Anomaly Shield tuning can be done in the ml.ini file and in the Security Gate Expert Settings.

The ml.ini file is the configuration file for the machine learning service. It is located under /opt/airlock/ml-service/conf/ml.ini and is well documented by comments within the file.
Security Gate Expert Settings can be set over the graphical UI in Section – Security Gate.

Example

Note that any changes in the ml.ini file require restarting the ml-service:

systemctl restart airlock-ml-service

Procedure-related prerequisites

See chapter-related prerequisites.

Instruction 1 – Change time to block for action Block IP

When a BLOCK_IP action is issued, the current IP is being blocked for a certain amount of time.

The block time can be set globally in seconds in the Expert Settings of Section – Security Gate.

Example

# Default time to block: 1 hour (3600 seconds) 
# set time to block to 30 minutes (1800 seconds) 
AnomalyShield.Block.SourceIp.TimeToBlock "1800"

Instruction 2 – Changing the number of ml-service processes

The number of processes may be changed at your discretion.

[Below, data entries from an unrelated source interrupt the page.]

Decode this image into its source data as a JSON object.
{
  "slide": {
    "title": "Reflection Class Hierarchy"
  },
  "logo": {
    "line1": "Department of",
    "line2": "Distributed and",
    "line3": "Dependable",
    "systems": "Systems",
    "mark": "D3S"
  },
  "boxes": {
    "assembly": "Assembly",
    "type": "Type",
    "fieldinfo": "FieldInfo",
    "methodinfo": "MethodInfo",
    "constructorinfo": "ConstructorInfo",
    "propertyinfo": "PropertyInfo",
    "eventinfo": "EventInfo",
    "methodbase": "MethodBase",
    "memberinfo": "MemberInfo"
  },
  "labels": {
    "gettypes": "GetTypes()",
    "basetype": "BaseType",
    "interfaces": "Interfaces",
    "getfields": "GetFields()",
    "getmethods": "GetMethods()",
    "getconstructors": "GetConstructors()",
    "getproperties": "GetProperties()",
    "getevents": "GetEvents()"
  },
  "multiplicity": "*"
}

By limiting the number of processes, the system load impact of the ml-service can be limited.

processes	The preset number of parallel processes `2`. This means the service may only utilize 2 CPU cores by default. Note that limiting the number of concurrent processes is a measure to keep enough CPU resources available for general request processing at all times. However, on a large system with many CPU cores, it may be advisable to increase the number accordingly.

Instruction 3 – Changing the quota for ColdDB

The cold_db_max_bytes settings may be changed at your discretion.

cold_db_max_bytes	The preset quota setting for the ColdDB is `3GB`. It may be increased if the default quota does not suffice. Note that a reduction of the ColdDB space should not be considered on production systems.